Others joint the Syrian Revolution in solidarity with demonstrators whom they saw as vulnerable, subjected to beatings, humiliation, detention, torture, and even murder and lynching before the whole world. The public watched photos of those who came out alive of detention, speaking of the scale of horror and complete disregard for the principles of human rights and citizens’ rights under a suppression machine aimed at everyone who thinks to oppose or dissent. The talk among Syrians about the martyrs in prisons [deaths under torture] fuelled a state of anger and suffocation on the ground. They realized that they must not remain silent about the tyrants of the new era.
Some outlaws went out to demonstrate mainly to proof themselves and to appear brave in a state of challenge to a regime that had practiced against and with them all forms of oppression in exchange for some illegal concessions which it granted them; concessions which implied their subordination to a State Security branch, and through which they assaulted citizens or their properties. In this case, they simply wanted to be “free” through insubordination to any regulation or law, considering this behaviour as “revolutionary” against their former partner. Honestly, some of them repented and became straight and good after a long intentional estrangement with people and God alike.
Some rebels who took on the regime are honest people who were in the womb of the Syrian state and its institutions and were well aware of the extent of corruption within it. They wanted to be among those who initiated change, after their objections were devoured through muzzling, harassment and the threat of dismissal and deprivation of livelihood.

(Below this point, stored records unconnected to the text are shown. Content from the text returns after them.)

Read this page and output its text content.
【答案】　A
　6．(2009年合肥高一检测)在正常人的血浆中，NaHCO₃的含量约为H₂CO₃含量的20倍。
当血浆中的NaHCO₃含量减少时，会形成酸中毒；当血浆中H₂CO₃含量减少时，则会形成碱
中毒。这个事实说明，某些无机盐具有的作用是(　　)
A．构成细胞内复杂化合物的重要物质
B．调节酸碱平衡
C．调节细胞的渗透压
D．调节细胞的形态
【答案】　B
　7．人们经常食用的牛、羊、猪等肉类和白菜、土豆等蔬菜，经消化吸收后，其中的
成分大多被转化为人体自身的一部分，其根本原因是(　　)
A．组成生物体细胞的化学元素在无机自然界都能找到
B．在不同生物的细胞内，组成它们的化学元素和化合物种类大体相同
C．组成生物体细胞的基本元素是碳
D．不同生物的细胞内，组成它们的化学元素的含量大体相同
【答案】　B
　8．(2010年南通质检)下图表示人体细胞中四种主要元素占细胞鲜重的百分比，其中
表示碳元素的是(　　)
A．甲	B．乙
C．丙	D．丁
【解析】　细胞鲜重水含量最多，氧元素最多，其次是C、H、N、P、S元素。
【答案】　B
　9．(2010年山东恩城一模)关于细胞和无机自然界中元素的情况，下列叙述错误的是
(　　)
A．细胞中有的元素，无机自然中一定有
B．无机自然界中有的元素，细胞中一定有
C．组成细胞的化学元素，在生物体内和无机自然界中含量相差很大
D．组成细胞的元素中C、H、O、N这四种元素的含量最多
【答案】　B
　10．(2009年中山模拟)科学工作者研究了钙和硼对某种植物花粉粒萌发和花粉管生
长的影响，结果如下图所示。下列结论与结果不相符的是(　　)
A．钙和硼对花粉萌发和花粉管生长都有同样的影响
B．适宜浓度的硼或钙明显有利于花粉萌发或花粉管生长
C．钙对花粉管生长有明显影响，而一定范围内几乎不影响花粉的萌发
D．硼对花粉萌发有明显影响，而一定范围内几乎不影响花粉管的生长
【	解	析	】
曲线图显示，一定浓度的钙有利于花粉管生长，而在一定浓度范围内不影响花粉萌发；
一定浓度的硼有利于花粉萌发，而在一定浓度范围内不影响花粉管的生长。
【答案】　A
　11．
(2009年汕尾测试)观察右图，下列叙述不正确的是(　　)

They were saying: “our livelihoods will not be more important than the continued violation of rights and shedding of blood by raising salaries and buying our conscience to remain silent.”
Most of those who joined the Syrian revolution experienced major shifts. Some back-flipped [to become supporters of the regime], others made money out of the revolution, and some considered that to persist with the revolution, in light of international abandonment, to be an act of madness. Yet others continued on and even won the honour of martyrdom. The worst people in the revolution are those who began as peaceful activists and ended up in ISIS. They became extremists who reject the basic principles which they had initially joined the revolution for. They now call for small states, intimidate and threaten, speak aloud of swords and the slaughter of the other components of a nation weakened by ignorance and lack of religion, conscience and morality for many decades.
I know many of those who shifted their positions at different stages of the revolution. Some denied it in the beginning and then ended up adopting all its demands. Some believed in all its causes. Others are aware and determined to repair its mistakes. Some were harmed by the revolution and paid all they owned for it. Others were forced by circumstances to abandon staying in the field. We have anything but friendly feelings towards all those people, but as the revolution prolongs, it can be credibly stated that the revolution is not for its vanguards but belongs to those who are patient and sincere.